Abstract

Changes in white blood cell (WBC) counts and/or temperature could have important implications in patients on ventilators, but the frequency of these events is uncertain. We reviewed the medical records from 281 ventilation episodes in our medical intensive care unit to determine patient characteristics and the indications for ventilation. We determined the number of days during each ventilation episode in which the temperature (<96.8°F, >100.4°F) or WBC count (<4000/µL, >12 000/µL) was out of the normal range. This study included 257 patients with a mean Acute Physiology and Chronic Health Evaluation 2 score of 13.5 ± 5.9 and a mean initial Pao2/Fio2 of 210 ± 110. The median number of ventilator days was 4 (interquartile range, 3-9). One hundred ninety-six of 275 eligible ventilator episodes (71.3%) had 1 or more temperature events, and 194 of 253 eligible ventilator episodes (76.7%) had 1 or more WBC events.

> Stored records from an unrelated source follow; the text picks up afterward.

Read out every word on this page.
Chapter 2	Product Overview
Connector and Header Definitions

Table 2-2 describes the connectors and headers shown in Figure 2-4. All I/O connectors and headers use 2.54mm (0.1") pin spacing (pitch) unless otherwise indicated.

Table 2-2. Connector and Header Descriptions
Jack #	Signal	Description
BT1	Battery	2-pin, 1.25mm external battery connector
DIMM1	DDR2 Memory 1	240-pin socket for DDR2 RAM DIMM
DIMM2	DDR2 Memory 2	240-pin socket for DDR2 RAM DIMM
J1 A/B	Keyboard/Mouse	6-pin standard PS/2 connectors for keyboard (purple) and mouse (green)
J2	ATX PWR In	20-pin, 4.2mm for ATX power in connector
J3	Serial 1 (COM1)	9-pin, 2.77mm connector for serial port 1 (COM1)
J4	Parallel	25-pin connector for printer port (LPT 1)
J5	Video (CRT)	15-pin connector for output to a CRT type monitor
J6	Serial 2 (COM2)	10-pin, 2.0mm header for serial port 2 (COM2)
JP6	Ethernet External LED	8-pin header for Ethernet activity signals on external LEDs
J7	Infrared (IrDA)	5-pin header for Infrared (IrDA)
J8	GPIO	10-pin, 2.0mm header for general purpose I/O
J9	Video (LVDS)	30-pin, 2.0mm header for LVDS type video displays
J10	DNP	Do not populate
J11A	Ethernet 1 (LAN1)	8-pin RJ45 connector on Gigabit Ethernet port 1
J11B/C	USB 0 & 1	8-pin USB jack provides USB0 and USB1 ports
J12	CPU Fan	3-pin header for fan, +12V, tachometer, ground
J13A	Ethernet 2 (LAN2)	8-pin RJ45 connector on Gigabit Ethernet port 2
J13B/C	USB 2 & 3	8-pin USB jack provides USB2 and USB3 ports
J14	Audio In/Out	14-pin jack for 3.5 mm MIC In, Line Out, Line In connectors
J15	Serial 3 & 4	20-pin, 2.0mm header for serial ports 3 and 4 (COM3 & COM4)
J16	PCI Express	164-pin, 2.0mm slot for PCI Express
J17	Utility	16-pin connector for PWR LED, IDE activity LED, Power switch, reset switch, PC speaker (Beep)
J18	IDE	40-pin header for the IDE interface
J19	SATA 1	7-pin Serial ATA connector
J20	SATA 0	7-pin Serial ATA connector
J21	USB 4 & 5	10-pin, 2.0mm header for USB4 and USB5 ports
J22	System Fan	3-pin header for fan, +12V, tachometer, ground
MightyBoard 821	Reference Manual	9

Nineteen patients met the Center for Disease Control criteria for a ventilator-associated event (VAE). Twelve patients had an increased WBC count during the VAE period, and 11 had an increased temperature during this period. White blood cell counts and temperature events occur frequently in patients on ventilators and need evaluation but do not reliably identify patients with ventilator-associated complications.